Runner’s World spoke to one chilly participant. “Jay Pontrelli, 47, said one of the most difficult parts was the three-and-a-half hour wait in Hopkinton before the start. ‘We wasted a lot of energy trying to stay warm out there.’” This experience, shared by many across different media channels, highlights the real need for pre-race warming solutions beyond the thrift store hoodie.
Yesterday’s brutal weather conditions, all the more serious for long-distance runners with precious little body fat, made Heatsheets Finisher’s Capes the single most important part of a marathon that had an epic number of serious hypothermia cases.
“Being able to envelope those cold, wet finishers in a hood and wrap around cape was an incredible asset and we heard thousands of voices praising the product and expressing profound appreciation for […] shelter.” Said David Deigan, Founder & CTO of Heatsheets.

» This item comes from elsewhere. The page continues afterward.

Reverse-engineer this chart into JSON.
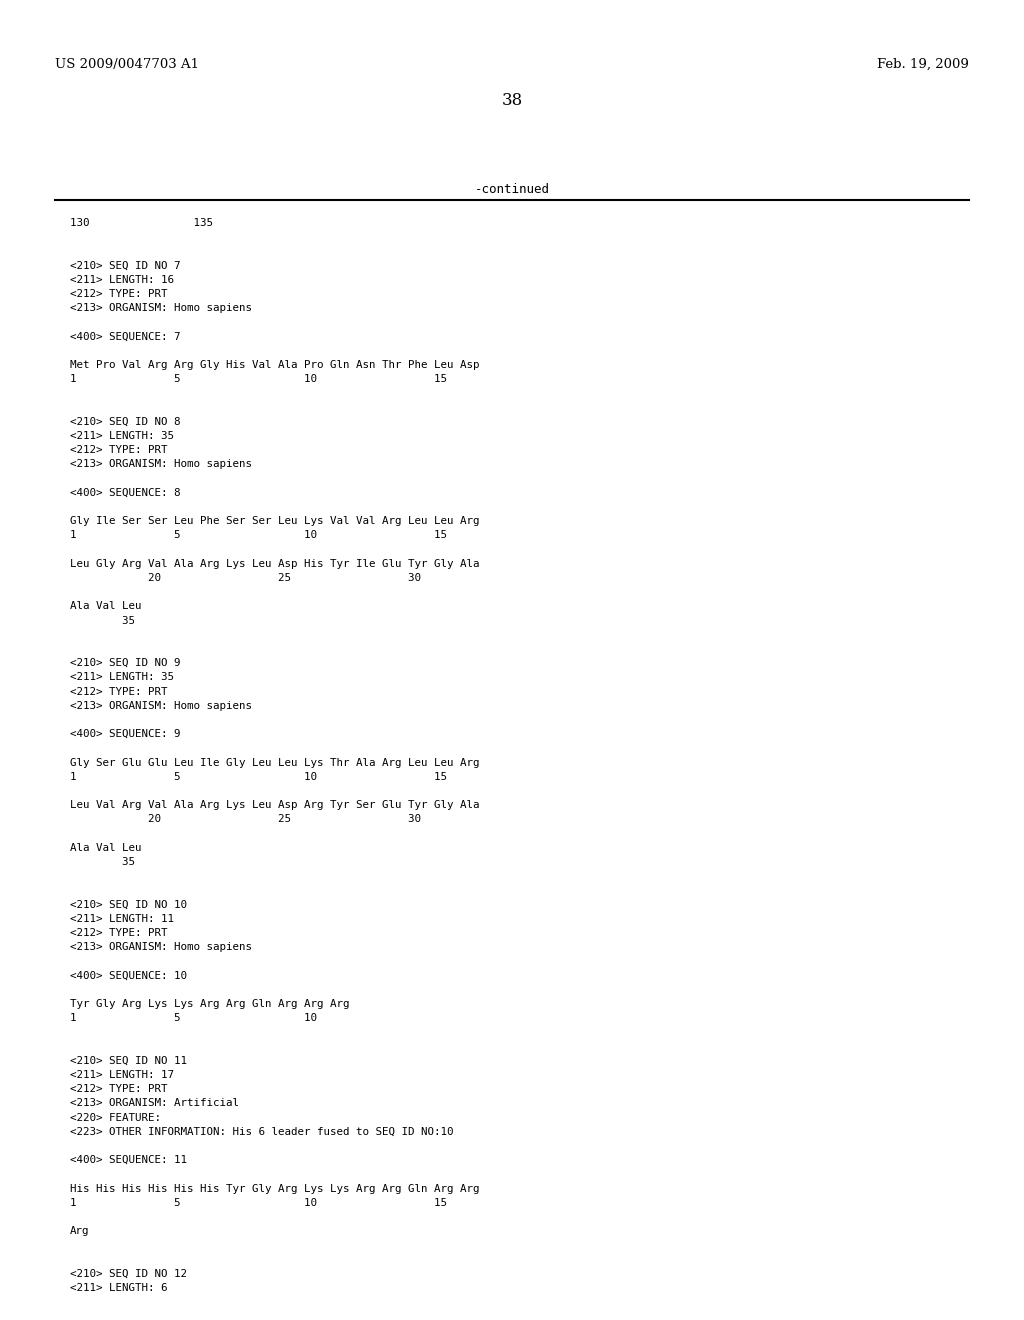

“In my 35 years supplying finish line shelter products, I’ve seen conditions like this only twice.” Deigan continued in a team debriefing of the day. “One woman I helped wandered through the Heatsheets area shaking violently. She told me that when she finished she was rushed into the medical tent where her temperature was just 92 degrees, over 6 degrees below normal. We really made a difference yesterday.”
And in closing, a major shout-out to Heatsheets’s own Melissa Cooney for not only finishing yesterday’s race despite the punishing weather, but breaking the 3 hour mark with a finish time of 2:58. Way to go, Melissa!